Immediately following such a little upset to one’s plans, it is perhaps the natural impulse to arise in somewhat of a pet and to set about exacting punitive indemnities. This does not pay in the end. If you hit any exposed portion of the furnace with the shaker the chances are that you will break it, which, while undoubtedly very painful to the furnace at the time, would eventually necessitate costly repairs. And, if you throw coal at it, you waste coal. This, if you remember, is an article on how to save coal.

Another helpful point is to prevent the fire from going out. This may be accomplished in one way that I am sure of. That is, by taking a book, or a ouija board, or some other indoor entertainment downstairs and sitting two feet away from the furnace all day, being relieved by your wife at night (or, needless to say, vice versa). I have never known this method of keeping the fire alive to fail, except when the watcher dropped off to sleep for ten or fifteen minutes. This is plenty of time for a raging fire to pass quietly away, and I can prove it.

Of course this treatment cuts in on your social life; but I know of nothing else that is infallible. I know of nothing else that can render impossible that depressing foreboding given expression by your wife when she says: “Have you looked at the fire lately? It’s getting chilly here,” followed by the apprehensive trip downstairs, eagerly listening for some signs of caloric life from within the asbestos-covered tomb; the fearful pause before opening the door, hoping against hope that the next move will disclose a ruddy glow which can easily be nursed back to health, but feeling, in the intuitive depths of your soul, that you might just as well begin crumpling up last Sunday’s paper to ignite, for the Grim Reaper has passed this way.
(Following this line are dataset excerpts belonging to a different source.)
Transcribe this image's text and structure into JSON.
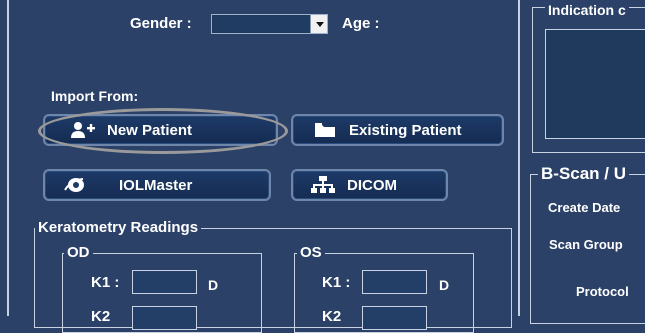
{
  "patient": {
    "gender_label": "Gender :",
    "gender_value": "",
    "age_label": "Age :"
  },
  "import": {
    "heading": "Import From:",
    "new_patient": "New Patient",
    "existing_patient": "Existing Patient",
    "iolmaster": "IOLMaster",
    "dicom": "DICOM"
  },
  "keratometry": {
    "title": "Keratometry Readings",
    "od": {
      "label": "OD",
      "k1_label": "K1 :",
      "k1_unit": "D",
      "k2_label": "K2"
    },
    "os": {
      "label": "OS",
      "k1_label": "K1 :",
      "k1_unit": "D",
      "k2_label": "K2"
    }
  },
  "right_panel": {
    "indication_title": "Indication c",
    "bscan_title": "B-Scan / U",
    "create_date_label": "Create Date",
    "scan_group_label": "Scan Group",
    "protocol_label": "Protocol"
  },
  "colors": {
    "background": "#2b4168",
    "button": "#1d3a68",
    "highlight_ellipse": "#9a9a9a"
  }
}
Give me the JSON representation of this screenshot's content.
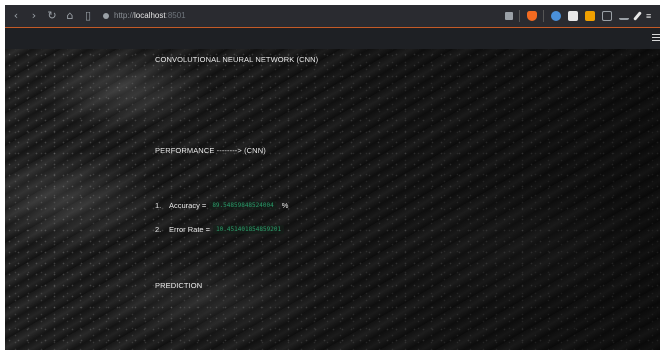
{
  "browser": {
    "url_scheme": "http://",
    "url_host": "localhost",
    "url_port": ":8501",
    "nav_icons": [
      "back-icon",
      "forward-icon",
      "reload-icon",
      "home-icon",
      "bookmark-icon"
    ],
    "ext_colors": [
      "#9aa0a6",
      "#f26b21",
      "#4a90d9",
      "#e8e8e8",
      "#f0a000",
      "#9aa0a6",
      "#9aa0a6",
      "#e8e8e8"
    ]
  },
  "page": {
    "title": "CONVOLUTIONAL NEURAL NETWORK (CNN)",
    "performance_label": "PERFORMANCE --------> (CNN)",
    "metrics": [
      {
        "index": "1.",
        "label": "Accuracy =",
        "value": "89.54859848524004",
        "unit": "%"
      },
      {
        "index": "2.",
        "label": "Error Rate =",
        "value": "10.451401854859201",
        "unit": ""
      }
    ],
    "prediction_label": "PREDICTION"
  },
  "colors": {
    "metric_value": "#2a9d6a",
    "browser_accent": "#c45a26"
  }
}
And then the cautious pull at the door, opening it inch by inch, until the bitter truth is disclosed — a yawning cavern of blackness with the dull, gray outlines of consumed coals in the foreground, a dismal double-play: ashes to ashes.

These little thoughts on furnace tending and coal conservation are not meant to be taken as in any sense final. Some one else may have found the exact converse to be true; in which case he would do well to make a scientific account of it as I have done. It helps to buy coal.